Archives de sciences sociales des religions
- Cover of the 192nd issue
- Discipline: Religious studies
- Language: French, English, Spanish

Publication details
- Former name: Archives de sociologie des religions
- History: 1956–present
- Publisher: Éditions de l'EHESS (France)
- Frequency: Quarterly
- Open access: Yes

Standard abbreviations
- ISO 4: Arch. sci. soc. relig.

Indexing
- ISSN: 0335-5985 (print) 1777-5825 (web)
- LCCN: 74645706
- JSTOR: 03355985
- OCLC no.: 224153374

Links
- Journal homepage;

= Archives de sciences sociales des religions =

Academic journal on religious studies

Archives de sciences sociales des religions (ASSR), known as the Archives de sociologie des religions pre-1973, is a quarterly peer-reviewed open access academic journal focused on religious studies. It is published by the Éditions de l'EHESS.

== History ==
The journal was established in 1956 under the French National Centre for Scientific Research as the Archives de Sociologie des Religions. It was renamed as the Archives de sciences sociales des religions in 1973. It was founded by a group of five intellectuals: Henri Desroche, Émile Poulat, Jacques Maître, François-André Isambert and Gabriel Le Bras.

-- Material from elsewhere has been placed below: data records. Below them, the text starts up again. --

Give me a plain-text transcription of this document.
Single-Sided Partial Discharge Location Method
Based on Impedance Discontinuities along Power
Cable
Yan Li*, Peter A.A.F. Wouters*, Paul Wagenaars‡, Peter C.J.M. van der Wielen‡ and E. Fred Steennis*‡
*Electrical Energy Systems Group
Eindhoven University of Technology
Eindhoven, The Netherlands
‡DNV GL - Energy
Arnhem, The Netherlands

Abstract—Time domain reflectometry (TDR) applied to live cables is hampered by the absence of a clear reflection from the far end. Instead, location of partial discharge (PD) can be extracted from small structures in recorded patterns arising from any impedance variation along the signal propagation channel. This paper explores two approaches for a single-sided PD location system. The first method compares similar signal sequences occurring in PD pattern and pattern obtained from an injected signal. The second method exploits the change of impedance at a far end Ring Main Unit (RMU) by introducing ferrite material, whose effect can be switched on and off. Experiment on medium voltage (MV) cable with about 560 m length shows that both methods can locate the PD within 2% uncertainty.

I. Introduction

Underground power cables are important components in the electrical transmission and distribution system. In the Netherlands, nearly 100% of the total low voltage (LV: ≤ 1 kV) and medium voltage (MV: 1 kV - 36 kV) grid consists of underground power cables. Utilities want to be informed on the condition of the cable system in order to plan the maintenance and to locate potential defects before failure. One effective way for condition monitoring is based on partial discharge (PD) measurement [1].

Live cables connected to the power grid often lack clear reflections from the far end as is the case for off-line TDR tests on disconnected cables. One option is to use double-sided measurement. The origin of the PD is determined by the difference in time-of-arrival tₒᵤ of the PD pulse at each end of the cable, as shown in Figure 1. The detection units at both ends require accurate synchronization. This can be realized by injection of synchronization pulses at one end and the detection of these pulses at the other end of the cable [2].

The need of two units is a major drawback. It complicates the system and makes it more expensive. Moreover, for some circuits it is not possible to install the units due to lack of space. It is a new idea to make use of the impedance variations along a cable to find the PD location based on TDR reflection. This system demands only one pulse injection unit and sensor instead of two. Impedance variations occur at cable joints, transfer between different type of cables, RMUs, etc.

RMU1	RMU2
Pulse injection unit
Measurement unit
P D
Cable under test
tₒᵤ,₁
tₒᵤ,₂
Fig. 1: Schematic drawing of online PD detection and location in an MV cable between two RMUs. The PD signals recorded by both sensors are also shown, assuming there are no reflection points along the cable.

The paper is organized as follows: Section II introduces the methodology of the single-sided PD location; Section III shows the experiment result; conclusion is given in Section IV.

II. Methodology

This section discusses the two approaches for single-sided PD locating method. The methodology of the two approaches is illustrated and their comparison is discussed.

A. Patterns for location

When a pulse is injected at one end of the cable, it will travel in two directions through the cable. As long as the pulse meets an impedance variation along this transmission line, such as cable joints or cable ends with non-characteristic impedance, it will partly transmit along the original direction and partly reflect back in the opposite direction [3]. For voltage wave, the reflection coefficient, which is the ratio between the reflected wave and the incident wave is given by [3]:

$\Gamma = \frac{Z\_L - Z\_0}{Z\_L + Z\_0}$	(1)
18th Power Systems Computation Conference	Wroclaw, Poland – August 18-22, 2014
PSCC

Desroche was the editor-in-chief until 1980. The journal releases articles bilingually in French and English, and occasionally in Spanish. Émile Poulat was one of the most important contributors of the journal, and was a member of its editorial board.

The journal originally appeared semi-annually, and was published by the Institut de Sciences sociales des Religions in Paris, France. The journal was transitioned to a diamond open access model in 2023, available for free on OpenEdition Journals. In 2015 it had 1,000 readers.

== Editorial processes ==
The journal is peer-reviewed. It publishes a "bibliographic bulletin" in January, and thematic or variety issues in April, June and November. It has published themed issues on the religion of Creole peoples and the relations between Islam and politics in post-communist countries.

== Influence ==
Writer David Martin described the journal, along with the journal Social Compass, as "as essential to theory-building [in the context of the sociology of religion] as missionary ethnographies were to the foundations of anthropology". Lionel Obadia described it as "the major journal in social sciences of religion in France".